In summary, it is likely that, due to the amino acid changes located in the V1/V2 region of gp120, the microglia-adapted virus HIV-1_BORI-15 is intrinsically more efficient in the use of low levels of CD4 for infection than the parental virus. It also seems to be able to establish slightly different interactions with the coreceptor molecule. Binding studies using recombinant soluble gp120s should establish whether these hypotheses are indeed correct (44, 118).
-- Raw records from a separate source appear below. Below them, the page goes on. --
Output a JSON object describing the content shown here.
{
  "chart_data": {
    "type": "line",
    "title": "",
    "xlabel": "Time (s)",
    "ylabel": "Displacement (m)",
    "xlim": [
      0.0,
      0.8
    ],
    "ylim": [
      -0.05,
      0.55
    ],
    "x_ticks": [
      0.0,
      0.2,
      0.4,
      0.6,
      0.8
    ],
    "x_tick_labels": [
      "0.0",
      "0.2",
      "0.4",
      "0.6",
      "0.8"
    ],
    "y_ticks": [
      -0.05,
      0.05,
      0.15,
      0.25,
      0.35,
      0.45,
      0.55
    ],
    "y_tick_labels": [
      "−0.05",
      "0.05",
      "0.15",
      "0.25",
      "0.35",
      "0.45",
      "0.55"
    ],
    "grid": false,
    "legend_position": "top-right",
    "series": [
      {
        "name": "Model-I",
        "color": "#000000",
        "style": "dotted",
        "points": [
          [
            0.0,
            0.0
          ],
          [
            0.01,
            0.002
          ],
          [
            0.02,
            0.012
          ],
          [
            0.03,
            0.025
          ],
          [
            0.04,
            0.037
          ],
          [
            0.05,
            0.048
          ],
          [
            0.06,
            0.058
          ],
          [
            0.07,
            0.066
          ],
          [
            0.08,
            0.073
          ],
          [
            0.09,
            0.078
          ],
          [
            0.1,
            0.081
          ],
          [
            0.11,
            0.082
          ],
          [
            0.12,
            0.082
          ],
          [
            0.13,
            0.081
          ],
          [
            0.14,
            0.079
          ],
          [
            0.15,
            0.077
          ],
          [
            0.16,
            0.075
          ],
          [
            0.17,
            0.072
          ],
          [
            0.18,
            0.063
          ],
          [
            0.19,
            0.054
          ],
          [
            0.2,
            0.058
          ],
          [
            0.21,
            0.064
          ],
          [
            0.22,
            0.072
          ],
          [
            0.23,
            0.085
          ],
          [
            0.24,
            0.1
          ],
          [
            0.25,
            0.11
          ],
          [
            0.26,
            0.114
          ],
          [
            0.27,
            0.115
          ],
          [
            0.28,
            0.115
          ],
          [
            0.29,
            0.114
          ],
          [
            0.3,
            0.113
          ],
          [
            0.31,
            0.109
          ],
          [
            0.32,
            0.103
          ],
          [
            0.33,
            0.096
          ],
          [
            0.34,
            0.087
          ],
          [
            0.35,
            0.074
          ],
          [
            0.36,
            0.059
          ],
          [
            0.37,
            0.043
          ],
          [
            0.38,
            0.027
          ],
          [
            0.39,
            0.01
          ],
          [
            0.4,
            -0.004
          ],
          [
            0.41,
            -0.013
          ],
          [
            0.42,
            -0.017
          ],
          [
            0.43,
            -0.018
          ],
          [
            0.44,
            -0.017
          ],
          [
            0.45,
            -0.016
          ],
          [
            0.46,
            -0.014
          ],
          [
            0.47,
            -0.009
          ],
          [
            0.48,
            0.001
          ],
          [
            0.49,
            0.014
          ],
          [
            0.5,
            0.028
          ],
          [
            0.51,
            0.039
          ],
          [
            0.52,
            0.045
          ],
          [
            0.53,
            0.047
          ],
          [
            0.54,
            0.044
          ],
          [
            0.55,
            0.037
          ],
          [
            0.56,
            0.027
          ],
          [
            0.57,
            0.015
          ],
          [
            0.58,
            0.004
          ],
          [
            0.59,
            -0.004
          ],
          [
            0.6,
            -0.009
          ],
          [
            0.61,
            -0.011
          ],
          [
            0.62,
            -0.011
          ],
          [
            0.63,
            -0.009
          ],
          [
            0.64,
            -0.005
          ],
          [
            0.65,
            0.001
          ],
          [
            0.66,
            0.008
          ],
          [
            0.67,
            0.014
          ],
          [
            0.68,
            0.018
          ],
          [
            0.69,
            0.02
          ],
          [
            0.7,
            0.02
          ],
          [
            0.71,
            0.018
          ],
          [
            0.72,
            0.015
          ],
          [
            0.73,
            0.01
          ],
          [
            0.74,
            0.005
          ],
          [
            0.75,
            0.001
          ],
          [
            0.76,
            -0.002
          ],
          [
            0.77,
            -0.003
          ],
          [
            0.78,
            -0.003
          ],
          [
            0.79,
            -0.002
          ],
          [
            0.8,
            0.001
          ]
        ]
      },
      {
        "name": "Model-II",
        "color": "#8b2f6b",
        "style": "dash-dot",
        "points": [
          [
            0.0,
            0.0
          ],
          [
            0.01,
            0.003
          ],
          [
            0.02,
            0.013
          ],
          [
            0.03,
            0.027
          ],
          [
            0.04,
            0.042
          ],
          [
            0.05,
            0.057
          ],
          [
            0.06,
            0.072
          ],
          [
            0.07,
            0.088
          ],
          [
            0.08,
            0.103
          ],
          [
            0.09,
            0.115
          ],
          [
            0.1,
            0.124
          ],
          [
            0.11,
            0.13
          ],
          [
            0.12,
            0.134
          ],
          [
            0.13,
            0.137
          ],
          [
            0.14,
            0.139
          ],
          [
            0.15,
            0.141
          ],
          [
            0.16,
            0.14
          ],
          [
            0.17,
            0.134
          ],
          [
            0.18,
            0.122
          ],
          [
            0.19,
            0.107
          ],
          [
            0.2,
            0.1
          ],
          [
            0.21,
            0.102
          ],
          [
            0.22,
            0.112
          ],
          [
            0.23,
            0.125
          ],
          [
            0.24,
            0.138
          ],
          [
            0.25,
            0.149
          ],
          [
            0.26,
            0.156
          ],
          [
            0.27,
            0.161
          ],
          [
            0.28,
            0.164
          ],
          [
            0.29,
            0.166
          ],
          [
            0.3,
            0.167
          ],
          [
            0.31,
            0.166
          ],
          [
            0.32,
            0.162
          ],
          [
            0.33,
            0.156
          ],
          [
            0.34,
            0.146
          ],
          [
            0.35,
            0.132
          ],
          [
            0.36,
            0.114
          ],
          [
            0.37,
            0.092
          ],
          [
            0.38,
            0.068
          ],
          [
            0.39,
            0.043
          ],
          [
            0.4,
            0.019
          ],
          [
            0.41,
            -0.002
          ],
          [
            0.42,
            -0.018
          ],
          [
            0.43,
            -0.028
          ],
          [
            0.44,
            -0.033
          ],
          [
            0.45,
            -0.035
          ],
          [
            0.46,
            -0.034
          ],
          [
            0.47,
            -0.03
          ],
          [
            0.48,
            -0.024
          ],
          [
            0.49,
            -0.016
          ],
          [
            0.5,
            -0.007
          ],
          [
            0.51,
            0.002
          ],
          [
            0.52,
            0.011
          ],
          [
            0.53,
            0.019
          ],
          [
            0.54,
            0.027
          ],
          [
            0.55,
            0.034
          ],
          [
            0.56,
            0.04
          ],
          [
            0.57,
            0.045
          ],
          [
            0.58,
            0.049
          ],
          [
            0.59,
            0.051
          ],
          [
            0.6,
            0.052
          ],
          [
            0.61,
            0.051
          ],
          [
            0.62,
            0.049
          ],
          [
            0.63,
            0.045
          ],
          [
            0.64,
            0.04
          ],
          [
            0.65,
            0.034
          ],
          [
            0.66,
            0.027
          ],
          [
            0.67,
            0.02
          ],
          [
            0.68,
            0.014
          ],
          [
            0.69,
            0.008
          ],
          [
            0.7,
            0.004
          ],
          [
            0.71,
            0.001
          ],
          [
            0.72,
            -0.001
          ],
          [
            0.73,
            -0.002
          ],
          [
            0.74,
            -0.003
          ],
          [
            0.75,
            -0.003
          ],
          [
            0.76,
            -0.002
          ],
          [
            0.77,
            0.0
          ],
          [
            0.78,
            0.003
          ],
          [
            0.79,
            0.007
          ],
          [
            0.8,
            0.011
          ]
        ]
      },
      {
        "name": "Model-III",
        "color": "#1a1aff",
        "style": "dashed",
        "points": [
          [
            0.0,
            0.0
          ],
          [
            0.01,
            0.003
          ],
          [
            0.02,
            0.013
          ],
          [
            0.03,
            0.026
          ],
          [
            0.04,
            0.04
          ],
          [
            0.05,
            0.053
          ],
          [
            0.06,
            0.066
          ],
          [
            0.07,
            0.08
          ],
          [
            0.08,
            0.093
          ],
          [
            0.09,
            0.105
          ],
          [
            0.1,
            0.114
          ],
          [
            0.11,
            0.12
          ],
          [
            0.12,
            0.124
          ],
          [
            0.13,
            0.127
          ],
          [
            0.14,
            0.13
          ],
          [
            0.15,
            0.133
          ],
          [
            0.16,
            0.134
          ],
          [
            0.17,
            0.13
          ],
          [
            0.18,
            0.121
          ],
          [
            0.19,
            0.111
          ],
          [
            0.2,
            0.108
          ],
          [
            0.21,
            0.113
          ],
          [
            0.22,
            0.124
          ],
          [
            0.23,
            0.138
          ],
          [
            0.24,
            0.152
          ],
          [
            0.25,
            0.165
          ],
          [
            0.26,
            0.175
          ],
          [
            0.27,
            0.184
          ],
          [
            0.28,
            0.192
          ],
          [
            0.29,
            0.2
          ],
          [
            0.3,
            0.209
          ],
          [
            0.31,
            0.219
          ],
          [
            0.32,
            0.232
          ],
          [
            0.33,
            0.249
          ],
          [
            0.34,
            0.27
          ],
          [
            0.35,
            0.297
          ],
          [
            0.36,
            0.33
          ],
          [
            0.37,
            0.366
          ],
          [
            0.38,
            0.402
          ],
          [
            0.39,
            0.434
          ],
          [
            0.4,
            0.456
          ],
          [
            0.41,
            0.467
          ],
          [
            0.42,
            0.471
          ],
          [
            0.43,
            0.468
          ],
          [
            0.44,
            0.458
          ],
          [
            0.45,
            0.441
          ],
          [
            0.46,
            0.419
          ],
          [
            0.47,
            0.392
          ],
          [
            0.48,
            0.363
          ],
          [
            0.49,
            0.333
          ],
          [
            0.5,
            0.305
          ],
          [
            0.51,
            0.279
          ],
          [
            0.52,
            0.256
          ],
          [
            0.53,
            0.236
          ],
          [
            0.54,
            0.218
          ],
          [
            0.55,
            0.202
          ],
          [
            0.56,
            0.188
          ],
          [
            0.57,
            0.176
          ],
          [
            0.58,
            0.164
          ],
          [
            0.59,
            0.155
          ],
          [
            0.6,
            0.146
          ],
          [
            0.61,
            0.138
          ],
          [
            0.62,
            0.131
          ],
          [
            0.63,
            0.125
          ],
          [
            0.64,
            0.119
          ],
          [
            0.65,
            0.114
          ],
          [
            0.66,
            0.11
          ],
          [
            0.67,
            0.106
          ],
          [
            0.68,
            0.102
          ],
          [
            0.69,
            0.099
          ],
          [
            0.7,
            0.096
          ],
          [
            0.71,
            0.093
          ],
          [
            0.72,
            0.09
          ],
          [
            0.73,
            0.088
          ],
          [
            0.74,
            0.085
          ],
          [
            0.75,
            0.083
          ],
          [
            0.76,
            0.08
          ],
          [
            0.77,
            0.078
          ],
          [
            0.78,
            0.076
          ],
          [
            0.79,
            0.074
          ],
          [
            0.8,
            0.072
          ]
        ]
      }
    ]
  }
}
Finally, since the results discussed above indicated that the use of CD4 and CCR5 differed among the two strains, we examined whether this could be related to a different conformation of the gp120 molecules. An ELISA measuring the exposure of the 17b epitope in the gp120 present in the pseudotype-containing supernatants was used to demonstrate that this epitope was indeed more exposed in rB15 and rV1V2 pseudotypes than in rBORI pseudotypes. This was evident with or without sCD4. Interestingly, the greatest difference was noted absent sCD4, confirming an intrinsic dissimilarity in the conformation between the envelopes of HIV-1_BORI-15 and its parental isolate. Exposure of the 17b epitope correlated with sensitivity to neutralization by the human 17b MAb in both transiently transfected U87 cells and primary human adult microglial cells. The difference between the two viruses was much more evident in microglial cells. Based on these results, it is likely that the V1/V2 loop of HIV-1_BORI-15 gp120 favors the conformation triggered by CD4 binding, allowing a higher accesibility of the high-affinity chemokine receptor binding site. Since microglial cells contain few CD4 molecules, this difference can be critical for their infection, because it has been recently reported that the low levels of CD4 on primary macrophages may be the limiting factor for infection by some M-tropic primary HIV-1 and simian immunodeficiency virus isolates (8, 71) as well as for infection of leukemic T-cell lines by some T-tropic HIV-1 isolates (77). Increased sensitivity to neutralization by HIV-1-positive human sera also correlated with the exposure of the 17b binding site in the rB15 and rV1/V2 envelope glycoproteins. In the periphery, such sensitivity to neutralization by serum antibodies would likely be lethal to an adapting virus. However, as the CNS is an immunologically privileged site, the mutations required for infection of cells with low CD4 levels may persist even if they expose neutralization-sensitive epitopes.

In addition to the neurological symptoms associated with HIV-1 infection of the CNS, the brain is one of the potential reservoirs where the virus could persist even after long periods of treatment with highly active antiretroviral therapy; this persistence is a major barrier to virus eradication. As in the CNS and microglia, latent infection of resting T cells occurs soon after infection (24, 39, 117), suggesting the involvement of R5 viruses (reviewed in reference 10). Recently it has been demonstrated that the vast majority of viruses isolated from latently infected, resting CD4⁺ T cells are R5 (76). However, only a subset of highly purified resting CD4⁺ T cells expressing low levels of CCR5 and markers of immunologic memory could be infected in vitro by an R5 isolate, HIV-1_Ba-L (76). Thus, it may be that low levels of CD4 and CCR5 actually select for viruses that infect long-lived cells, populating the type of cells that are likely to survive throughout long periods of highly active antiretroviral therapy.